A small team led by one of the cofounders, Liu De, makes final decisions to sign new partners. But these decisions are informed by feedback from the active and engaged MiUI user community, which has been suggesting new features since the platform was merely a phone interface. By analyzing this large-scale feedback, Xiaomi can understand what products or features customers want. To facilitate product integration into the Xiaomi ecosystem, the company provides partners with a software development kit and an open API suite.
This strategy was informed by Xiaomi’s deep belief in competing as a “bamboo forest” rather than as “the largest single tree.” MiUI became the intricately connected underground root system that enabled new bamboo shoots — the new product categories — to sprout. Today, Xiaomi boasts an impressive connected ecosystem, orchestrating over 330 companies with 2,700 SKUs.

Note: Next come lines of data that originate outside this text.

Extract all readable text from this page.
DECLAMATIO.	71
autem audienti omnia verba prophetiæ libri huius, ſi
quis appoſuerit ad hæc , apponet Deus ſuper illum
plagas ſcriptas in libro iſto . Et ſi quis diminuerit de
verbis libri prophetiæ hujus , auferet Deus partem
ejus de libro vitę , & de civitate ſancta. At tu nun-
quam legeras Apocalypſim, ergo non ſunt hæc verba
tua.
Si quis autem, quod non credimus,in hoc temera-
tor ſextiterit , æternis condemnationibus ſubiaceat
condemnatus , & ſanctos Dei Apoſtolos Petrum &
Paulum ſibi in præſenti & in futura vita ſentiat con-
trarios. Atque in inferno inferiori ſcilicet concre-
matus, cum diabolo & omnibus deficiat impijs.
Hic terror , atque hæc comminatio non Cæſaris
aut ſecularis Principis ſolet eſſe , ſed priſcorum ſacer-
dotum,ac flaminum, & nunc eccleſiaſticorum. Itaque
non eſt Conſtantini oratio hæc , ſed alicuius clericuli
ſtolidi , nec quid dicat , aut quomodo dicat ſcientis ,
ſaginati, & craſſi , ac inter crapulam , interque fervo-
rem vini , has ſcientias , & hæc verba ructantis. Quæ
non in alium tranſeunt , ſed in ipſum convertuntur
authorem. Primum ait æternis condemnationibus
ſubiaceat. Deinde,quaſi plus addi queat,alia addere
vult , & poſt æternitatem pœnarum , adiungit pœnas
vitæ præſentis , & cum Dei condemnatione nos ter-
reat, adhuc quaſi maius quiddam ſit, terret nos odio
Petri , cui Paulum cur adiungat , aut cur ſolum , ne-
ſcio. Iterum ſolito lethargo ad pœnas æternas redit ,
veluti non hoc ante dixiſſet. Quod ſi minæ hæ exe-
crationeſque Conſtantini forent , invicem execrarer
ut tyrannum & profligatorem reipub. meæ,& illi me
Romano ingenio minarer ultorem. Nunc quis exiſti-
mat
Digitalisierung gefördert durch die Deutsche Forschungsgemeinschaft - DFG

Similarly, L’Oréal’s ModiFace has expanded into a full suite of API services for third-party deployment. It started with internal capabilities, morphed into a plugin for Amazon.com and Sephora, and was then made broadly available.
Thriving in today’s ambiguity demands companies move away from a rigid, manual-based structure to a flexible, modular setup. However, you must get your own house in order before you can fully leverage the benefits of opening your company’s ecosystem. As a first step, identify a small number of customers or partners. Or, work with a small but avid fanbase so that the early crowd of adopters will buy into your vision of growing together.
Pioneers have showed us the way. These companies swapped out their organizational silos for standardized knowledge bases. They tore down their once-monolithic structures to create modular setups. They flung their doors wide open, sharing their tools with others. Using digital interfaces like open APIs, they slashed the cost of collaboration. These trailblazers offer a key path to staying forward: Treat capabilities as services. That is how to maximize optionality while scaling at extreme speed.
Being prepared for the unexpected will help you engineer your own luck.